I frequently write about disruptive technology — innovations that not only change the way we do things, but the way we think about the world as a whole. Innovation need not take place in the world of technology, however; there are just as many artists and entertainers doing things to challenge our preconceptions and make us rethink the boundaries of a particular medium.
“Twin Peaks” is an example of a show whose cultural impact far exceeded its meager two seasons worth of content. Helmed by visionary filmmaker David Lynch, the man who brought you such bizarre masterpieces as “Blue Velvet” and “Mulholland Drive,” “Twin Peaks” was notable for shattering many of the television conventions of its day.
It began with a tried and true murder mystery premise: Who killed Laura Palmer, a high school girl in a small northwestern town whose body is found washed up on a beach, wrapped in plastic? But with the arrival of eccentric FBI agent Dale Cooper, the series takes a hard left turn into the realm of the bizarre, the supernatural, and the just plain nutty.
With an enormous ensemble cast of approximately 35 colorful characters, and so many subplots and romantic entanglements it will make your head spin, “Twin Peaks” is, in many ways, a deconstruction of classic soap opera tropes (albeit taken to ridiculous extremes and twisted in unexpected ways).
Lynch’s love of the quirky, and willingness to embrace happy accidents, leads to head-scratching scenes, like the one in the second episode in which the town’s resident tycoon, Ben Horne, delivers his dialogue unintelligibly with his mouth completely stuffed full of bread.
This kind of convention-breaking is only a hint of things to come, as most viewers will not truly get a sense of the show’s strangeness until the iconic “red room” seen — a dream sequence in which dialogue is delivered backward, and cryptic clues to the mystery are handed out by a dancing dwarf against a visually striking backdrop.
If you’ve never seen it, odds are you’ve seen a parody of it on “The Simpsons” or elsewhere, as it contains images that have become part of the zeitgeist.
While most television shows at the time were filmed with three cameras from relatively flat, standard angles, “Twin Peaks” brought cinema-quality production to the small screen. Modern shows, like “House of Cards,” that have received so much acclaim for feeling like extended movies rather than conventional shows, owe David Lynch a debt for showing that one need not compromise quality to work in television.

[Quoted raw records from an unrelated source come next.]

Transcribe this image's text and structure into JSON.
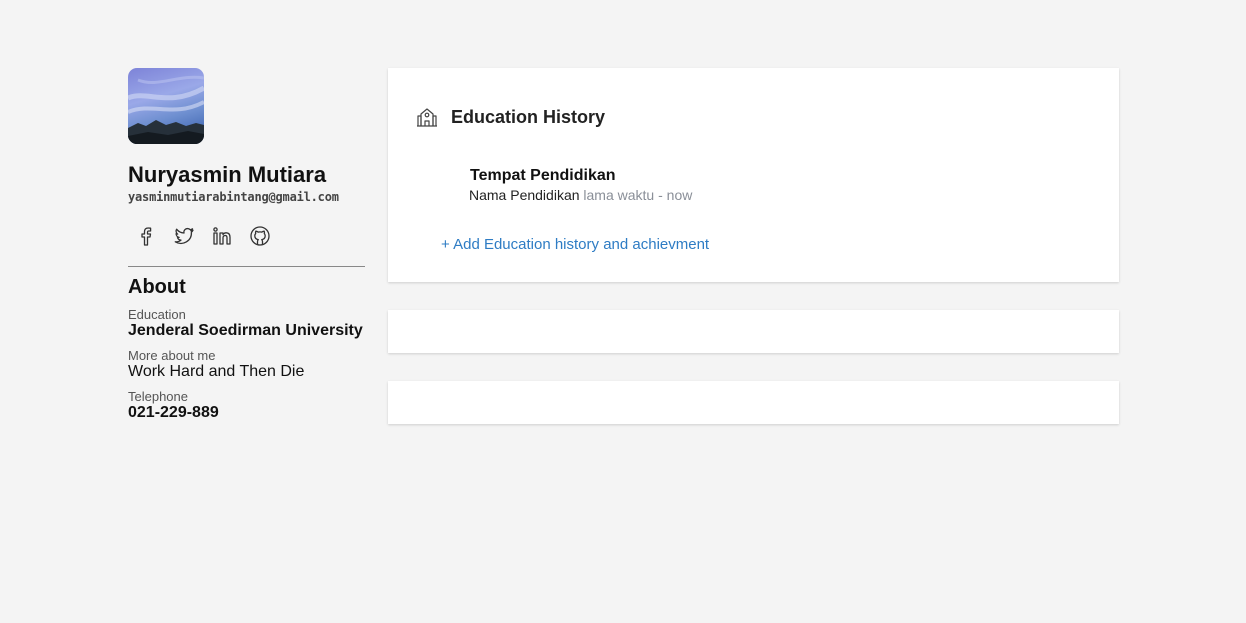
{
  "profile": {
    "name": "Nuryasmin Mutiara",
    "email": "yasminmutiarabintang@gmail.com",
    "socials": [
      "facebook-icon",
      "twitter-icon",
      "linkedin-icon",
      "github-icon"
    ]
  },
  "about": {
    "title": "About",
    "fields": [
      {
        "label": "Education",
        "value": "Jenderal Soedirman University"
      },
      {
        "label": "More about me",
        "value": "Work Hard and Then Die"
      },
      {
        "label": "Telephone",
        "value": "021-229-889"
      }
    ]
  },
  "education": {
    "icon": "school-icon",
    "title": "Education History",
    "items": [
      {
        "place": "Tempat Pendidikan",
        "name": "Nama Pendidikan",
        "time": "lama waktu - now"
      }
    ],
    "add_label": "+ Add Education history and achievment"
  },
  "colors": {
    "background": "#f4f4f4",
    "card": "#ffffff",
    "link": "#2e7cc4",
    "muted": "#8a8f98"
  }
}
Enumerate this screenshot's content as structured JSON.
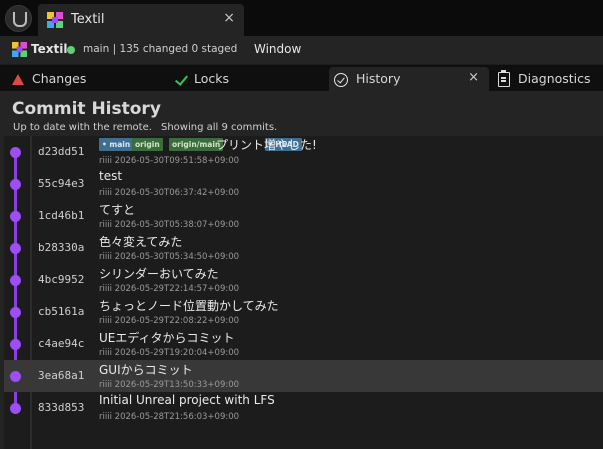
{
  "window": {
    "tab_title": "Textil",
    "tab_close": "×",
    "logo_icon": "unreal-engine-logo-icon",
    "app_icon": "textil-app-icon"
  },
  "menubar": {
    "app_name": "Textil",
    "branch_info": "main  |  135 changed  0 staged",
    "status_color": "#5fd07a",
    "menu_window": "Window"
  },
  "tabs": [
    {
      "label": "Changes",
      "icon": "warning-triangle-icon",
      "active": false
    },
    {
      "label": "Locks",
      "icon": "checkmark-icon",
      "active": false
    },
    {
      "label": "History",
      "icon": "circle-check-icon",
      "active": true,
      "close": "×"
    },
    {
      "label": "Diagnostics",
      "icon": "clipboard-icon",
      "active": false
    }
  ],
  "history": {
    "title": "Commit History",
    "sync_status": "Up to date with the remote.",
    "commit_count_text": "Showing all 9 commits.",
    "graph_color": "#9b4ff5"
  },
  "commits": [
    {
      "hash": "d23dd51",
      "message": "プリント増やした!",
      "author": "riiii",
      "date": "2026-05-30T09:51:58+09:00",
      "refs": [
        {
          "label": "• main",
          "kind": "head"
        },
        {
          "label": "origin",
          "kind": "remote"
        },
        {
          "label": "origin/main",
          "kind": "remote"
        },
        {
          "label": "• HEAD",
          "kind": "head"
        }
      ]
    },
    {
      "hash": "55c94e3",
      "message": "test",
      "author": "riiii",
      "date": "2026-05-30T06:37:42+09:00"
    },
    {
      "hash": "1cd46b1",
      "message": "てすと",
      "author": "riiii",
      "date": "2026-05-30T05:38:07+09:00"
    },
    {
      "hash": "b28330a",
      "message": "色々変えてみた",
      "author": "riiii",
      "date": "2026-05-30T05:34:50+09:00"
    },
    {
      "hash": "4bc9952",
      "message": "シリンダーおいてみた",
      "author": "riiii",
      "date": "2026-05-29T22:14:57+09:00"
    },
    {
      "hash": "cb5161a",
      "message": "ちょっとノード位置動かしてみた",
      "author": "riiii",
      "date": "2026-05-29T22:08:22+09:00"
    },
    {
      "hash": "c4ae94c",
      "message": "UEエディタからコミット",
      "author": "riiii",
      "date": "2026-05-29T19:20:04+09:00"
    },
    {
      "hash": "3ea68a1",
      "message": "GUIからコミット",
      "author": "riiii",
      "date": "2026-05-29T13:50:33+09:00",
      "selected": true
    },
    {
      "hash": "833d853",
      "message": "Initial Unreal project with LFS",
      "author": "riiii",
      "date": "2026-05-28T21:56:03+09:00"
    }
  ]
}
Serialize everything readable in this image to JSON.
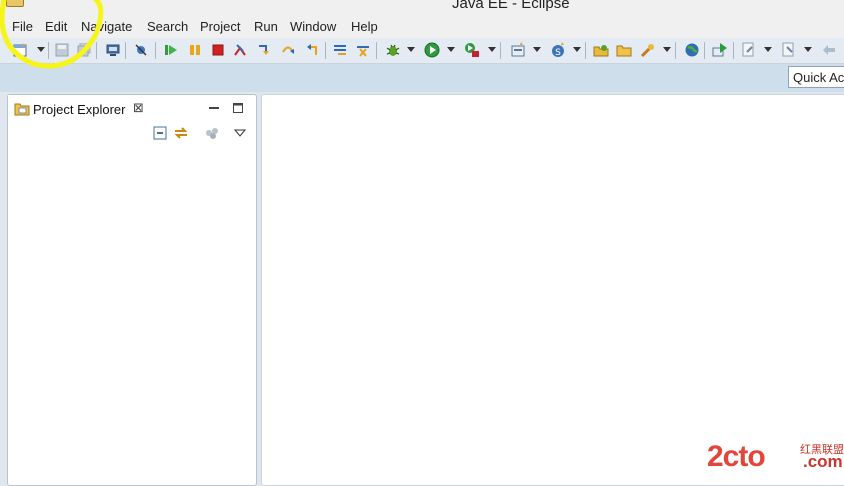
{
  "window": {
    "title": "Java EE - Eclipse"
  },
  "menubar": {
    "items": [
      {
        "label": "File"
      },
      {
        "label": "Edit"
      },
      {
        "label": "Navigate"
      },
      {
        "label": "Search"
      },
      {
        "label": "Project"
      },
      {
        "label": "Run"
      },
      {
        "label": "Window"
      },
      {
        "label": "Help"
      }
    ]
  },
  "toolbar": {
    "icons": [
      "new-icon",
      "save-icon",
      "save-all-icon",
      "print-icon",
      "skip-breakpoints-icon",
      "resume-icon",
      "suspend-icon",
      "terminate-icon",
      "disconnect-icon",
      "step-into-icon",
      "step-over-icon",
      "step-return-icon",
      "use-step-filters-icon",
      "drop-to-frame-icon",
      "debug-icon",
      "run-icon",
      "run-external-tool-icon",
      "new-server-icon",
      "new-web-service-icon",
      "open-type-icon",
      "open-task-icon",
      "search-icon",
      "open-web-browser-icon",
      "run-on-server-icon",
      "next-annotation-icon",
      "previous-annotation-icon",
      "back-icon"
    ]
  },
  "quick_access": {
    "placeholder": "Quick Access"
  },
  "project_explorer": {
    "tab_label": "Project Explorer",
    "close_glyph": "⊠",
    "view_icons": [
      "collapse-all-icon",
      "link-with-editor-icon",
      "focus-icon",
      "view-menu-icon"
    ]
  },
  "annotation": {
    "color": "#f5f51a"
  },
  "watermark": {
    "main": "2cto",
    "cn": "红黑联盟",
    "domain": ".com",
    "color": "#e2463a"
  }
}
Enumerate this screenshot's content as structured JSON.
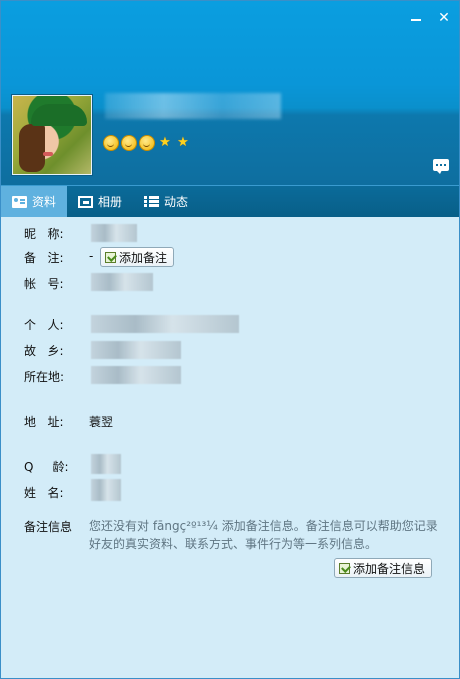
{
  "window": {
    "minimize_label": "–",
    "close_label": "✕"
  },
  "header": {
    "name": "",
    "level_icons": [
      "smile-icon",
      "smile-icon",
      "smile-icon",
      "star-icon",
      "star-icon"
    ]
  },
  "tabs": [
    {
      "label": "资料",
      "icon": "profile-card-icon",
      "active": true
    },
    {
      "label": "相册",
      "icon": "photo-album-icon",
      "active": false
    },
    {
      "label": "动态",
      "icon": "feed-list-icon",
      "active": false
    }
  ],
  "fields": {
    "nickname": {
      "label": "昵   称:"
    },
    "remark": {
      "label": "备   注:",
      "value": "-",
      "button": "添加备注"
    },
    "account": {
      "label": "帐   号:"
    },
    "personal": {
      "label": "个   人:"
    },
    "hometown": {
      "label": "故   乡:"
    },
    "location": {
      "label": "所在地:"
    },
    "address": {
      "label": "地   址:",
      "value": "蓑翌"
    },
    "q_age": {
      "label": "Q     龄:"
    },
    "name": {
      "label": "姓   名:"
    },
    "remark_info": {
      "label": "备注信息",
      "text": "您还没有对 fāngç²º¹³¼ 添加备注信息。备注信息可以帮助您记录好友的真实资料、联系方式、事件行为等一系列信息。",
      "button": "添加备注信息"
    }
  },
  "colors": {
    "header": "#0a9ee0",
    "tab_bar": "#085f88",
    "tab_active": "#5fb1df",
    "panel": "#d3ecf8"
  }
}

As presaged by the guest appearance of a young David Duchovny, “Twin Peaks” would prove extremely influential for shows that followed it — perhaps, most notably, “The X-Files,” which took the idea of an FBI agent dealing with supernatural and otherworldly occurrences and ran with it. The show also inspired an entire genre of “quirky small-town” comedy-dramas.
“Twin Peaks” was abruptly canceled at the end of its second season, leaving unresolved one of the most frustrating cliffhangers in all of television. For those of us who have been waiting decades to find out what happened next don’t really know what to expect. But if the works of David Lynch — who returns, along with most of the original cast — are any guide, it will be something pretty special.
“Twin Peaks” will premiere with new episodes on Showtime beginning May 21, and the first two seasons are available to stream on Netflix. Anyone unfamiliar owes it to themselves to see one of the key series that elevated television drama to an art form in its own right.